Capítulo III
—¿Ya no trabaja con usted su antiguo secretario? —preguntó Justina a Raimundo en medio de la sesión, cuando se hallaba tendida en el lecho acostumbrado y él le tomaba la mano, embargado de dolor.
—Le rogaré que mientras actúe no haga interrupciones de este tipo; y, a ser posible, de ningún otro —respondió enojado.
—Disculpe.
Y la chica volvió a abrir y cerrar los ojos según la escena requería, y a alargarle la mano a Raimundo. A esto, y a algunas caricias en las mejillas y en el cabello, así como en los pies —que Raimundo recogía entre sus manos—, debía de limitarse las explosiones de afectuosidad entre el caballero y la joven actriz; así lo habían acordado.
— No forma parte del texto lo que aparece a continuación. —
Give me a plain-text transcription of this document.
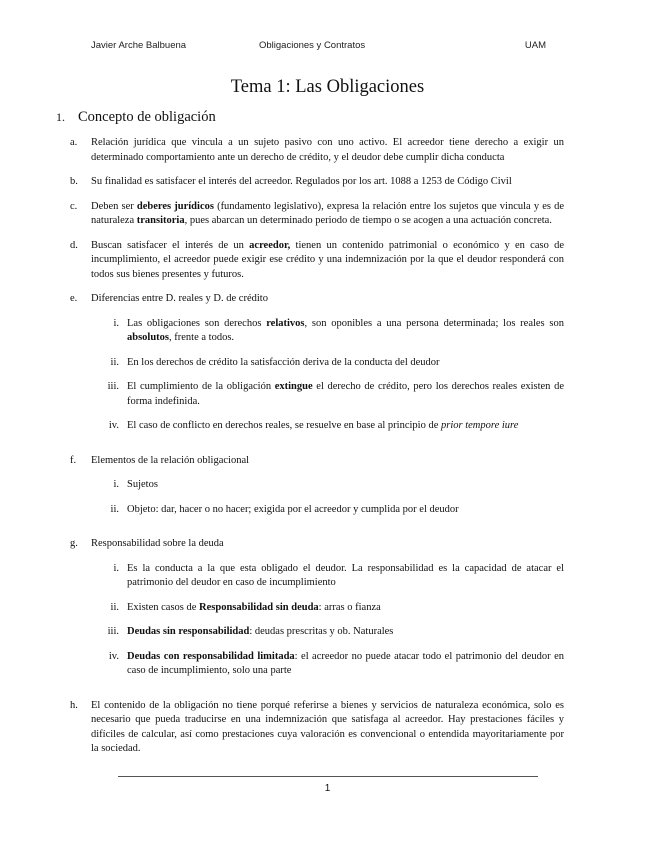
Javier Arche Balbuena	Obligaciones y Contratos	UAM
Tema 1: Las Obligaciones
1. Concepto de obligación
a.	Relación jurídica que vincula a un sujeto pasivo con uno activo. El acreedor tiene derecho a exigir un determinado comportamiento ante un derecho de crédito, y el deudor debe cumplir dicha conducta
b.	Su finalidad es satisfacer el interés del acreedor. Regulados por los art. 1088 a 1253 de Código Civil
c.	Deben ser deberes jurídicos (fundamento legislativo), expresa la relación entre los sujetos que vincula y es de naturaleza transitoria, pues abarcan un determinado periodo de tiempo o se acogen a una actuación concreta.
d.	Buscan satisfacer el interés de un acreedor, tienen un contenido patrimonial o económico y en caso de incumplimiento, el acreedor puede exigir ese crédito y una indemnización por la que el deudor responderá con todos sus bienes presentes y futuros.
e.	Diferencias entre D. reales y D. de crédito
i. Las obligaciones son derechos relativos, son oponibles a una persona determinada; los reales son absolutos, frente a todos.
ii. En los derechos de crédito la satisfacción deriva de la conducta del deudor
iii. El cumplimiento de la obligación extingue el derecho de crédito, pero los derechos reales existen de forma indefinida.
iv. El caso de conflicto en derechos reales, se resuelve en base al principio de prior tempore iure
f.	Elementos de la relación obligacional
i. Sujetos
ii. Objeto: dar, hacer o no hacer; exigida por el acreedor y cumplida por el deudor
g.	Responsabilidad sobre la deuda
i. Es la conducta a la que esta obligado el deudor. La responsabilidad es la capacidad de atacar el patrimonio del deudor en caso de incumplimiento
ii. Existen casos de Responsabilidad sin deuda: arras o fianza
iii. Deudas sin responsabilidad: deudas prescritas y ob. Naturales
iv. Deudas con responsabilidad limitada: el acreedor no puede atacar todo el patrimonio del deudor en caso de incumplimiento, solo una parte
h.	El contenido de la obligación no tiene porqué referirse a bienes y servicios de naturaleza económica, solo es necesario que pueda traducirse en una indemnización que satisfaga al acreedor. Hay prestaciones fáciles y difíciles de calcular, así como prestaciones cuya valoración es convencional o entendida mayoritariamente por la sociedad.
1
Cuando la sesión hubo terminado y la chica quedó sola para cambiarse, Raimundo pasó a su despacho y la esperó como siempre sentado junto a su mesa.
—Siéntese —soltó Raimundo al verla.
La joven se acomodó en la silla frente a Raimundo.
—Quería pedirle algo.
—Dígame —respondió, temiendo fuese alguna cuestión relacionada con la interrupción durante la sesión.
—Quería pedirle que me subiese el sueldo.
Raimundo, por un lado, respiró de satisfacción al comprobar que la petición de la chica no tenía nada que ver con su anterior temor; pero, por otro, le extrañó mucho que le pidiese aumento de sueldo, dado que en la velada última habían brindado juntos y le había propuesto una subida.
—Ya se lo subí en la última ocasión —respondió disgustado.
—Pero no hablo de una cantidad similar a la que usted ya me había asignado.
—¿Entonces?
—Necesitaría unos doscientas cincuenta euros por sesión.
Raimundo abrió los ojos sin responder, confundido.
—Esa cantidad…; al mes serían mil euros.
—Justo, mil euros. Como si fuese mileurista.
—Pero los mileuristas trabajan todos los días laborables y, al menos, ocho horas cada día. Usted solamente trabaja una tarde por semana y dos horas cada tarde.
—Podría trabajar algún rato más; pero siento decírselo, necesito la cantidad de la que le hablo.
Raimundo calló por un instante. Se hallaba confundido y no sabía qué responder. En su fuero interno comenzó a hacer cuentas.
—Déjeme que lo piense.
Se echó hacia atrás, apoyándose en el respaldo del sillón y dio vueltas en la cabeza intentando hacer concertar los números con la ocupación que Justina podía desempeñar en la casa.
—Si quiere puedo llamarle por teléfono y le diré lo que he pensado al respecto.
—Prefiero llamarle yo.
La joven no le había proporcionado número de teléfono alguno para que Raimundo y la ocupación que ella desempeñaba en su casa no interfiriesen con el resto de su vida. Se había levantado del asiento y se disponía a salir, cuando Raimundo arrojó:
—Aguarde un momento.
La chica volvió a sentarse.
—Sí, podría trabajar un tiempo más en la casa y así justificar la subida del sueldo.
—Estaba claro —pensó Justina— que no quería prescindir de ella, pues en seguida su requerimiento le había hecho reflexionar.
—Déjeme, no obstante, que lo piense.
—¿La cantidad que le he mencionado la tendría ya el próximo día? —atajó ella.
A Raimundo le extrañó la urgencia con que lo solicitaba.
—¿De verdad que le es tan necesario? —preguntó, asombrado.
—Sí, y no es para mí.
Esto acabó de desconcertarle. Y al momento Justina se arrepintió de haberlo dicho.
—Pero no importa para quién sea; el caso es que yo lo necesito —aclaró.
—¿Lo necesita para alguien de su entorno?
—Más o menos —terció.
Raimundo la encontró preocupada. Por primera vez la había notado distraída en la sesión en la cámara; lo que no entendía es que le hubiese preguntado aquello sobre su secretario, como si el motivo de sus pensamientos o de sus preocupaciones estuviese relacionado, de algún modo, con éste. Después se dijo que quizás ella hubiese pensado en la ausencia del antiguo secretario para solicitar la subida de sueldo o, incluso, para desempeñar algunas de las tareas que aquél realizaba en la casa.
—No se preocupe —terminó diciendo—; si no me llama, para la próxima visita estará todo solucionado.